Explain your needs, and be flexible.
A busy life requires more flexibility when it comes to socializing. “Share your situation and advocate for your own needs when communicating with friends,” Baker says. She suggests finding ways to meet that fit in with your existing life demands, like short social visits at home scheduled between study sessions, or, if you have kids, carpooling and scheduling playdates with other working parents.
“Going out to parties or to the movies isn’t always going to be feasible, so make sure your friends understand that,” she advises.
Take time for yourself.
It’s hard to be a social butterfly when you’re burned out. “If you want to connect with people socially, you first have to be connected to yourself,” Baker explains. She recommends taking some personal time each week to help recharge your batteries and relieve stress. “Take a hot bath, read a book for pleasure, take a walk or catch a nap.”
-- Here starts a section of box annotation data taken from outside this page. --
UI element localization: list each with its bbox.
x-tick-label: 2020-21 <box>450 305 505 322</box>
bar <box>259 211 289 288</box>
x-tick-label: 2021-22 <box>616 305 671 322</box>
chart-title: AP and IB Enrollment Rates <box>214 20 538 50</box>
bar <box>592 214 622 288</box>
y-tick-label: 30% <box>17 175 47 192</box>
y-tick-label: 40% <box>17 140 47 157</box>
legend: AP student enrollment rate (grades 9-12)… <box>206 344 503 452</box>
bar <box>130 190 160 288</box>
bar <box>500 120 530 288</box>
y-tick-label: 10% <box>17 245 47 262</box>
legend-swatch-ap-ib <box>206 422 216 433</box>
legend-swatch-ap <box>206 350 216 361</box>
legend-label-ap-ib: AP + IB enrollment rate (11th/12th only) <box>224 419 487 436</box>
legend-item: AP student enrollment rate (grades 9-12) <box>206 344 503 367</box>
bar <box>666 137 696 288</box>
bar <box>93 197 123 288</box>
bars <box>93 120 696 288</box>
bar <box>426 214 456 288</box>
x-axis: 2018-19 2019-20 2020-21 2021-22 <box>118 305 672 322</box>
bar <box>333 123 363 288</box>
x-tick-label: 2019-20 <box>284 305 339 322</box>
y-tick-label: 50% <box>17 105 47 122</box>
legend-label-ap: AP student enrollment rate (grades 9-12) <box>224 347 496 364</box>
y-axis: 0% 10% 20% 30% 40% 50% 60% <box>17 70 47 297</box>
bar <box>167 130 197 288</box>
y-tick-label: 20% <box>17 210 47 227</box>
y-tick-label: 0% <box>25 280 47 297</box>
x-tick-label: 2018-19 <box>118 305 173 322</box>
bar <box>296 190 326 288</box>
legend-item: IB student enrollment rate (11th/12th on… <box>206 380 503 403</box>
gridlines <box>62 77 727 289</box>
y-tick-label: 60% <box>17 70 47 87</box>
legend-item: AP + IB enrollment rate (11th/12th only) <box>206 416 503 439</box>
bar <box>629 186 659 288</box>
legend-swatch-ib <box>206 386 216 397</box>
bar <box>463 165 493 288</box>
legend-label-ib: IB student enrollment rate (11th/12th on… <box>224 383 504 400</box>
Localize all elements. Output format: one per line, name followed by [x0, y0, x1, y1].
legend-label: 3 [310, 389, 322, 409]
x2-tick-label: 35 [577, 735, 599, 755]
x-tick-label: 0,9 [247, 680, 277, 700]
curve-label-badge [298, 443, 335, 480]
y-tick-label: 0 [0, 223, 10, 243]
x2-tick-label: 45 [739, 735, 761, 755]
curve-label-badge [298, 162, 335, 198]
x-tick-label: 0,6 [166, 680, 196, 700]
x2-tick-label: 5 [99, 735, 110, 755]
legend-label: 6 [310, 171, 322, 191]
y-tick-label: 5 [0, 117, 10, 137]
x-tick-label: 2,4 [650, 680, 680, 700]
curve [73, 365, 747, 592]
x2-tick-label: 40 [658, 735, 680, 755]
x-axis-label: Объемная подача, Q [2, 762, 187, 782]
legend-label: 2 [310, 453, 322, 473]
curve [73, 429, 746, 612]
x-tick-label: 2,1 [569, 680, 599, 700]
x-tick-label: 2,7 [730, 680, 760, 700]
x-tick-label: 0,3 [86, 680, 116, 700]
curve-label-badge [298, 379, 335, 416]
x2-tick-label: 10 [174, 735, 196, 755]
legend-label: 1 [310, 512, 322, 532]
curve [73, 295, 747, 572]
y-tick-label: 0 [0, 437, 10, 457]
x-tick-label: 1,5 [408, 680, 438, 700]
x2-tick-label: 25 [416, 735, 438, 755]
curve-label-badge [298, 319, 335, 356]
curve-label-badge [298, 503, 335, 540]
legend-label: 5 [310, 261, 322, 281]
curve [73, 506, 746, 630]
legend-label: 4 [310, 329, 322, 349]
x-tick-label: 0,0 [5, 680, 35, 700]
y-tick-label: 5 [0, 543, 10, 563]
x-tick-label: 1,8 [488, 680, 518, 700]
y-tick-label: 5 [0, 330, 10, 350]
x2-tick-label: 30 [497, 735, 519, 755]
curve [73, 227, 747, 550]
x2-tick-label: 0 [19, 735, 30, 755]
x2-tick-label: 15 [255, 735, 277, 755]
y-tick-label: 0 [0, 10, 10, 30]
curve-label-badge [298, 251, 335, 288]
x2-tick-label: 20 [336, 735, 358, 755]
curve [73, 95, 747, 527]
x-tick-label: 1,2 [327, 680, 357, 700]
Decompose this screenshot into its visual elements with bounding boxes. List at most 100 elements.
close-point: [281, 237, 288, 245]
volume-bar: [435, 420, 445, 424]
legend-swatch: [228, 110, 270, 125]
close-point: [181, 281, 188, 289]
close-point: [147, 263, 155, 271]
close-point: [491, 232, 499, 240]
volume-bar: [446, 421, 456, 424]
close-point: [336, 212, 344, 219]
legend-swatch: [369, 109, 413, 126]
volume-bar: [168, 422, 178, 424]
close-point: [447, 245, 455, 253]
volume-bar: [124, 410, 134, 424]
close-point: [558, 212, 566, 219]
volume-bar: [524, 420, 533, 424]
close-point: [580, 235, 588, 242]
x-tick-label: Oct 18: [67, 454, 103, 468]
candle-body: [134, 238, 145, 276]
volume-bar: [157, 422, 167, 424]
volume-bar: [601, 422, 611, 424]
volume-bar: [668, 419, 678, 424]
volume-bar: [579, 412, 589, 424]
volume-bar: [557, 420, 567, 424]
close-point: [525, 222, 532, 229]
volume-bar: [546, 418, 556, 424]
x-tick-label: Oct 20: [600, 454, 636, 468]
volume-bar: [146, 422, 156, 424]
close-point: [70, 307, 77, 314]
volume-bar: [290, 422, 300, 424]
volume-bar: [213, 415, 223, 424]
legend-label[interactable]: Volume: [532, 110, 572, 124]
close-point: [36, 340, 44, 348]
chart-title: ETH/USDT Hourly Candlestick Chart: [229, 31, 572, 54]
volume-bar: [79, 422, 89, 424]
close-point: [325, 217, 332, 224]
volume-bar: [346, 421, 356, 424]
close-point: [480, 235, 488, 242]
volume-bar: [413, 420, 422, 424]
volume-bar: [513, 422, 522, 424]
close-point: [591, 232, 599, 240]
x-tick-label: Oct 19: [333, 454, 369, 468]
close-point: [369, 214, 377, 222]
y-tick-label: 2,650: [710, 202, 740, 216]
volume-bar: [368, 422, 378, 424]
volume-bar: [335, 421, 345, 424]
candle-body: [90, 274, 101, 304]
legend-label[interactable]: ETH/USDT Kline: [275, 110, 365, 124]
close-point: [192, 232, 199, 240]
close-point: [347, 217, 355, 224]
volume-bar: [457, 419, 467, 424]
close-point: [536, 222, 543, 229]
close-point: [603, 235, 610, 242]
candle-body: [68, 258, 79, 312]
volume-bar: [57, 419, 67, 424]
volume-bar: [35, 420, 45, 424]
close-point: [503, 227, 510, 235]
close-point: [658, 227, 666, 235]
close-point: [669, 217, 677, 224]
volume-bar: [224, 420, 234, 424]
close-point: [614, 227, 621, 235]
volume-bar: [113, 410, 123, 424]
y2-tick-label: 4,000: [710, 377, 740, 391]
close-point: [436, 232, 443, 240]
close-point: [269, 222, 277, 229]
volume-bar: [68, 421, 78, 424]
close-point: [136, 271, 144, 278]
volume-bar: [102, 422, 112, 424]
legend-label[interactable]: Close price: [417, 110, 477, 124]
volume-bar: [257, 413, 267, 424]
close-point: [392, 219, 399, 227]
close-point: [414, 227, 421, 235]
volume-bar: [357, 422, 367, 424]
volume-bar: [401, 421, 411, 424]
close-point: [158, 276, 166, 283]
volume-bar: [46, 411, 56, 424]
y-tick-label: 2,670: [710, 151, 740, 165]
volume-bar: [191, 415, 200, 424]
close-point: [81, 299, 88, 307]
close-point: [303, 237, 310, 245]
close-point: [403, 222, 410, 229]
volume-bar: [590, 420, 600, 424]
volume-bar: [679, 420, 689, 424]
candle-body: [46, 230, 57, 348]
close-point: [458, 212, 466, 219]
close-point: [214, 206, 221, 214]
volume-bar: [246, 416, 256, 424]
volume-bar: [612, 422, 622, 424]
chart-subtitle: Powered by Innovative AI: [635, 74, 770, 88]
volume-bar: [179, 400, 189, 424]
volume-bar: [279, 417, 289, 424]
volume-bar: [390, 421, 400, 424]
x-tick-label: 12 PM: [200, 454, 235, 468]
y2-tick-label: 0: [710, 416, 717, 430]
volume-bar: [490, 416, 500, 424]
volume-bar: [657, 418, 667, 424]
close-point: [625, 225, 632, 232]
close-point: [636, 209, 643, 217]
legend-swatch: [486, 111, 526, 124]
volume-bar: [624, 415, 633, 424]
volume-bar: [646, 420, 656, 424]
Seek out others with similar lifestyles.
You’re more likely to find people who understand your busy lifestyle when they juggle many of the same demands you do. “I have seen many strong, lasting friendships develop among my classes’ learning teams at University of Phoenix, simply because my students are all dealing with similar issues,” Baker says. Her students have organized everything from in-class potlucks to study groups to social outings.
Know when to walk away.
Not all friendships are created equal. “Friendships do ebb and flow depending on our lives’ demands,” Baker says. “If you feel that maintaining a certain friendship has become too stressful, one-sided or emotionally draining, it’s a good sign to let that friendship fade.” Baker suggests focusing instead on building relationships with people who understand your life at this moment and want to be a part of it.